Tem alguma ideia de quantas pessoas, depois de finalizado o tratamento, não voltam a usar drogas?

Bem, nesse aspecto, a nossa rede de apoio funciona bastante bem. Se alguém não está num bom momento, geralmente acabamos por ouvir falar disso e fomentamos um acompanhamento mais próximo. Se acontecer uma situação de recaída, o apoio tem que ser feito sem juízos de valor. Se eles sentirem que vão ser julgados, então não virão.

Muitas destas situações de recaída podem perfeitamente ser um erro que não repetirão, mas aí é importante o apoio do grupo, senão poderão voltar a recair.

Mas atenção, a recaída não é algo que tenha necessariamente de acontecer. Uma recaída é quase sempre planeada.

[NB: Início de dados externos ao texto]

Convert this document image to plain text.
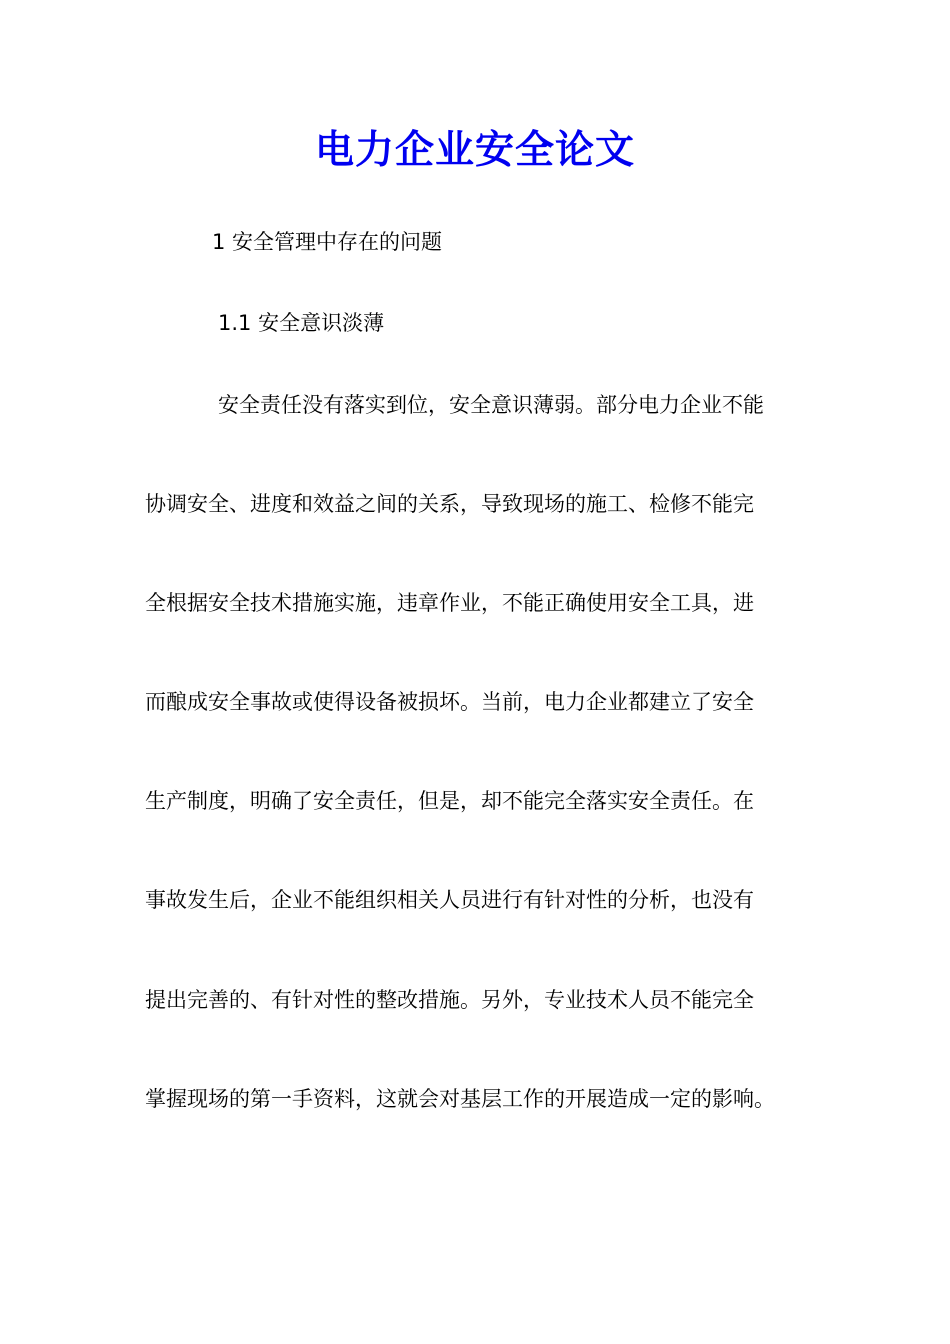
电力企业安全论文
1 安全管理中存在的问题
1.1 安全意识淡薄
安全责任没有落实到位，安全意识薄弱。部分电力企业不能
协调安全、进度和效益之间的关系，导致现场的施工、检修不能完
全根据安全技术措施实施，违章作业，不能正确使用安全工具，进
而酿成安全事故或使得设备被损坏。当前，电力企业都建立了安全
生产制度，明确了安全责任，但是，却不能完全落实安全责任。在
事故发生后，企业不能组织相关人员进行有针对性的分析，也没有
提出完善的、有针对性的整改措施。另外，专业技术人员不能完全
掌握现场的第一手资料，这就会对基层工作的开展造成一定的影响。
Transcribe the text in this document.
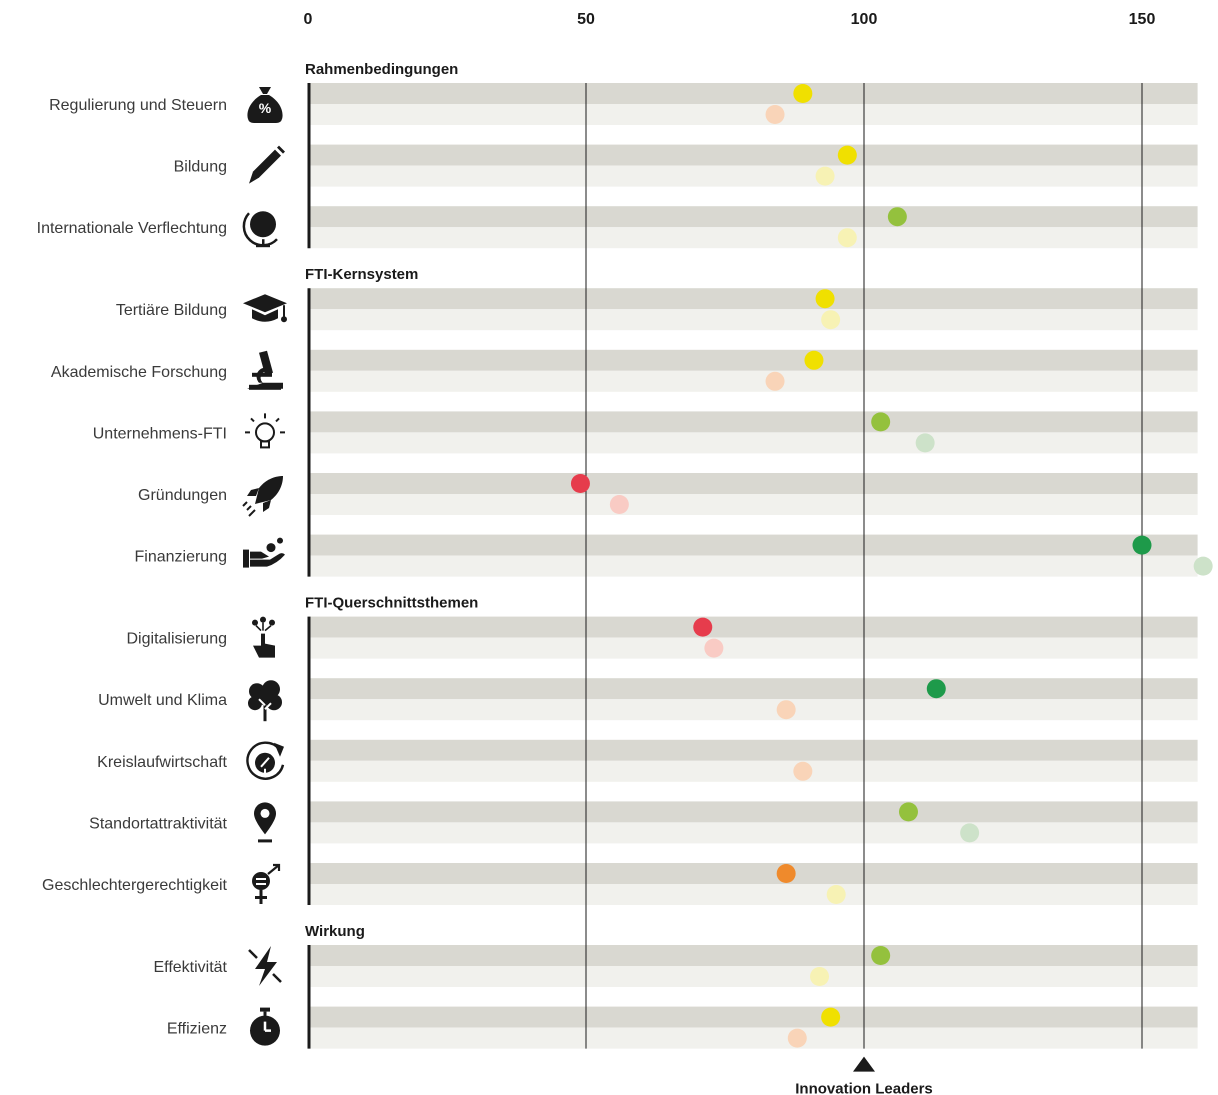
0	50	100	150
Rahmenbedingungen
Regulierung und Steuern
Bildung
Internationale Verflechtung
FTI-Kernsystem
Tertiäre Bildung
Akademische Forschung
Unternehmens-FTI
Gründungen
Finanzierung
FTI-Querschnittsthemen
Digitalisierung
Umwelt und Klima
Kreislaufwirtschaft
Standortattraktivität
Geschlechtergerechtigkeit
Wirkung
Effektivität
Effizienz
Innovation Leaders
%
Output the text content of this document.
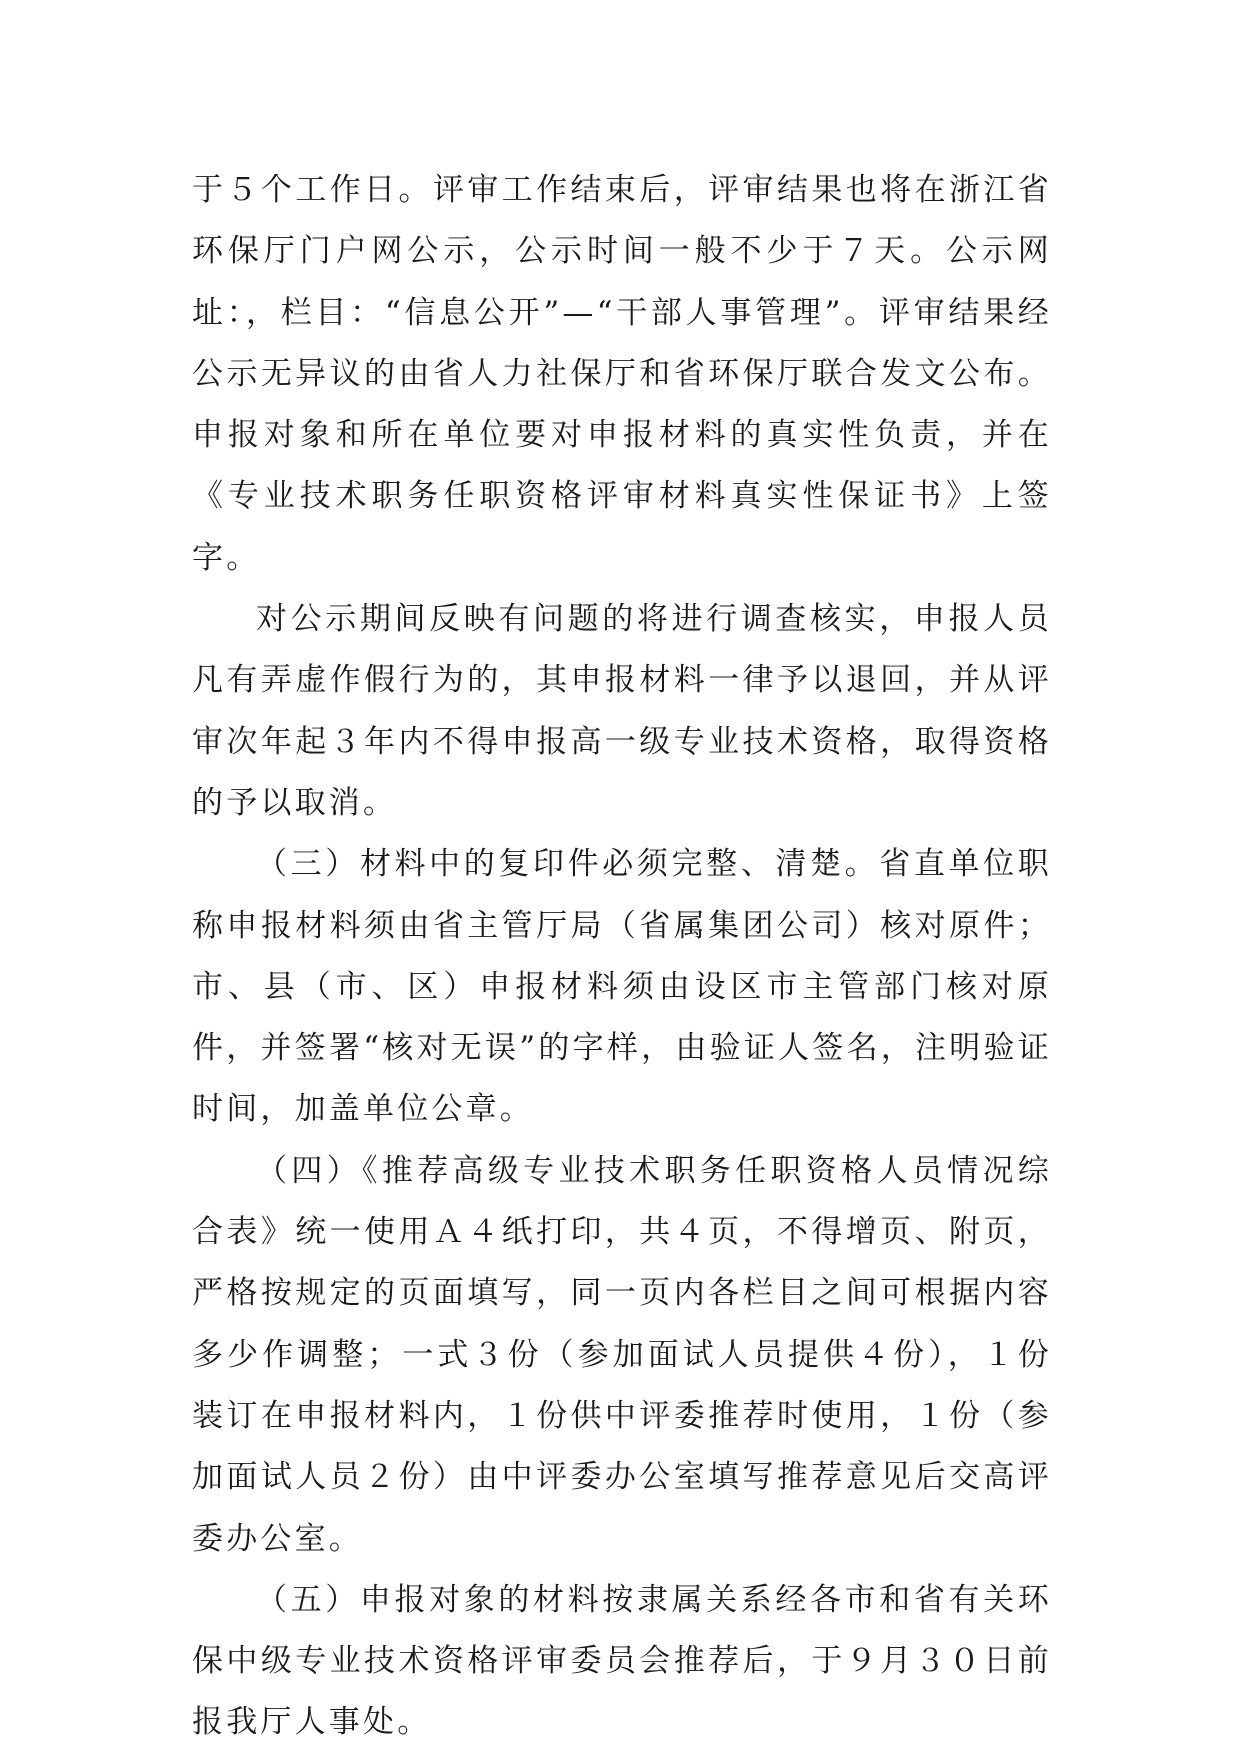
于５个工作日。评审工作结束后，评审结果也将在浙江省环保厅门户网公示，公示时间一般不少于７天。公示网址：，栏目：“信息公开”—“干部人事管理”。评审结果经公示无异议的由省人力社保厅和省环保厅联合发文公布。申报对象和所在单位要对申报材料的真实性负责，并在《专业技术职务任职资格评审材料真实性保证书》上签字。

对公示期间反映有问题的将进行调查核实，申报人员凡有弄虚作假行为的，其申报材料一律予以退回，并从评审次年起３年内不得申报高一级专业技术资格，取得资格的予以取消。

（三）材料中的复印件必须完整、清楚。省直单位职称申报材料须由省主管厅局（省属集团公司）核对原件；市、县（市、区）申报材料须由设区市主管部门核对原件，并签署“核对无误”的字样，由验证人签名，注明验证时间，加盖单位公章。

（四）《推荐高级专业技术职务任职资格人员情况综合表》统一使用Ａ４纸打印，共４页，不得增页、附页，严格按规定的页面填写，同一页内各栏目之间可根据内容多少作调整；一式３份（参加面试人员提供４份），１份装订在申报材料内，１份供中评委推荐时使用，１份（参加面试人员２份）由中评委办公室填写推荐意见后交高评委办公室。

（五）申报对象的材料按隶属关系经各市和省有关环保中级专业技术资格评审委员会推荐后，于９月３０日前报我厅人事处。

É preciso arranjar o dinheiro, comprar a substância, encontrar os meios para a consumir. É uma coisa pensada e normalmente acontece quando a pessoa já não se sente feliz outra vez, está chateada com alguma coisa, ou até está bem e perde a noção de que esta é uma doença crónica que não irá nunca desaparecer. Pode-se recuperar da doença da adição e a pessoa pode manter-se recuperada, mas um contacto com a substância de habituação recomeça uma autêntica bola de neve.

A adição é uma doença, não uma fraqueza ou um mau momento pelo qual se passou. É uma condição que pode muito bem ser tratada, desde que a pessoa se mantenha afastada da substância, um dia de cada vez.